We Watch
Author: Julian Miles, Staff Writer
Gantel waves me over.
“Chief, I know this woman. How did she get selected for a dissident watchlist?”
He looks worried, and is right to be: first degree contact can turn to guilt through ideological contamination very easily. But he’s raised it, which goes in his favour.
I wave my ID over the authorisation pad for his terminal.
“Bring the details up. Let’s see.”
Polly Tanith Smythe, 22, of just down the road from here. That’s surprising. The disaffected tend to migrate to the outskirts or unwanted sectors, like the Port. She’s a certified artist, subcategory: literature. That’s never good. People who work with words have been known to rouse the public. At least she’s not a folk singer. We got rid of most of them during the New Year Purge at the start of the One England Initiative. Any left are keeping their heads down, and play their illegal shows far away from anywhere that could matter.

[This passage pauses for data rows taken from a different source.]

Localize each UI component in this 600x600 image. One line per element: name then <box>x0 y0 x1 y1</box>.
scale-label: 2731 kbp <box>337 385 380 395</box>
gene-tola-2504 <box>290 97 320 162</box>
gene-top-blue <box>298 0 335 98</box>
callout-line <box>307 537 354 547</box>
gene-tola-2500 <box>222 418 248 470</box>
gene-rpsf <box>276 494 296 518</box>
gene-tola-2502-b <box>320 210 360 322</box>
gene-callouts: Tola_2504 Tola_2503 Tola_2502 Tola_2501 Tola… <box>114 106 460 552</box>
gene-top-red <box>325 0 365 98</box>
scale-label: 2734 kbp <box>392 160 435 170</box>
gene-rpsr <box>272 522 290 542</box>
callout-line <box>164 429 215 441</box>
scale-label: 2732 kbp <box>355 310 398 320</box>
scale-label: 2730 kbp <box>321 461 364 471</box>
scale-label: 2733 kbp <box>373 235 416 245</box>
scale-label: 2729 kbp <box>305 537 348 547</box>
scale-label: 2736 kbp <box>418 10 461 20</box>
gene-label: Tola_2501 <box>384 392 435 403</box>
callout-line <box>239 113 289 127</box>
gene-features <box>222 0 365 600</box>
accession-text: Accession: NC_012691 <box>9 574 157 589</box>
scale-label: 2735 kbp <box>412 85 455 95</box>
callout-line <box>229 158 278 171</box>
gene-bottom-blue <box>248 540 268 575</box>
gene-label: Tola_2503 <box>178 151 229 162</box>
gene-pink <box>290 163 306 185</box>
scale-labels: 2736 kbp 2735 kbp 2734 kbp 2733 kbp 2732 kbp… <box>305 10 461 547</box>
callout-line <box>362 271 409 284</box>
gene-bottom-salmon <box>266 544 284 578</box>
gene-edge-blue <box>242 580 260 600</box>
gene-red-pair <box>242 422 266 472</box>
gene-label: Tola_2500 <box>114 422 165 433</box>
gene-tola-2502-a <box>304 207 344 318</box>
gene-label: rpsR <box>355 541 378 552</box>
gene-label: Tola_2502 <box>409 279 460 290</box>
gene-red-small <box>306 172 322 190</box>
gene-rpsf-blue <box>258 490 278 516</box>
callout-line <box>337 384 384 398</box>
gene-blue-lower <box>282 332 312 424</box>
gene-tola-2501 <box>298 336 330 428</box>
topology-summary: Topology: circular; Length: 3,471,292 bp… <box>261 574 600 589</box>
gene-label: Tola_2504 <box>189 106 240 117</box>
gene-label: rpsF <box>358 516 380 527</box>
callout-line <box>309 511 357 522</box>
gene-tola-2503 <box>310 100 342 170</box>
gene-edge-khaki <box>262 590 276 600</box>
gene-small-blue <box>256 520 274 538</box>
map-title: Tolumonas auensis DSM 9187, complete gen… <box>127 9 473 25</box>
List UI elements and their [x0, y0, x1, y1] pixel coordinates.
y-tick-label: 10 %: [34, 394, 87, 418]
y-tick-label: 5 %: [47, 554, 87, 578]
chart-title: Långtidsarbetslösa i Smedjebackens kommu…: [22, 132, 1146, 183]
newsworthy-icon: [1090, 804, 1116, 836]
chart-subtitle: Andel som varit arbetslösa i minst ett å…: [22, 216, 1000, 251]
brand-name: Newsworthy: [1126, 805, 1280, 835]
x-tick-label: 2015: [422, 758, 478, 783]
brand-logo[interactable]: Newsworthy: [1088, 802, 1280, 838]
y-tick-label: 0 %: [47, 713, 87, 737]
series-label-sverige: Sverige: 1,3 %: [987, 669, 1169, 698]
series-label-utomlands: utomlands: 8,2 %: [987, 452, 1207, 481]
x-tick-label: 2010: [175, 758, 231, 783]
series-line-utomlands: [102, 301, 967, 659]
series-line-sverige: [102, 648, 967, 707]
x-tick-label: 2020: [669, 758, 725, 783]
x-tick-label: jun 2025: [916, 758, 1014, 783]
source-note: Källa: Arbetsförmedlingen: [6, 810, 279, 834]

Gantel points to an entry on a side screen.
“Found it: content creation – detrimental allegorical political comment.” He nods: “She always was a bit vocal about freedom and all that. Even when we explained the 1EI, she couldn’t grasp it.”
You have a go at the powers that be, and the powers that be will have a go in return. It’s an uneven match, but people know the odds. I never understood why they’d risk it. Then again, I’m now a Senior Supervisor at Monitor One, Division Two. The rest of my class are Urban Processors or members of Utility Crews.
“What’s her social media score? Skip the aggregate with shopping and public behaviours, just give me the raw social stability number.”
He checks, then shakes his head sadly: “Whitelist, currently at 1.4, with a strong downward trend.”
Four tenths from blacklisting? I swing the other sidescreen so only I can see it, then bring up her interaction matrix with Gantel. He’s not seen her for eight months, but there’s a sexual liaison query flag. I negate it. Gantel’s been in a stable relationship for two years. I sign off on the quarterly vetting myself.
“Gantel, I don’t think there’s anything you can do. I can transfer her to another monitor if you’d prefer?”
He shakes his head.
“Last time we spoke she said she couldn’t tolerate a friend working for any branch of GCHQ. The argument after that was horrible. I’d be wrong to let this get passed to someone else because of discomfort. Plus, I might spot something others would miss. She’s slipped down very fast.”
“Sterling attitude, Gantel. Clear this through and carry on. At this rate, it looks like you’ll finish your task queue with time to spare, and get a performance brevet for today.”
He smiles and nods. There’s nothing we need to be concerned about with Gantel. I put a pre-emptive ‘cleared’ on his side of the interaction matrix, then close the sidescreen and turn away.
Back to policing the things that could threaten our society. It’s a never-ending, ever-expanding remit.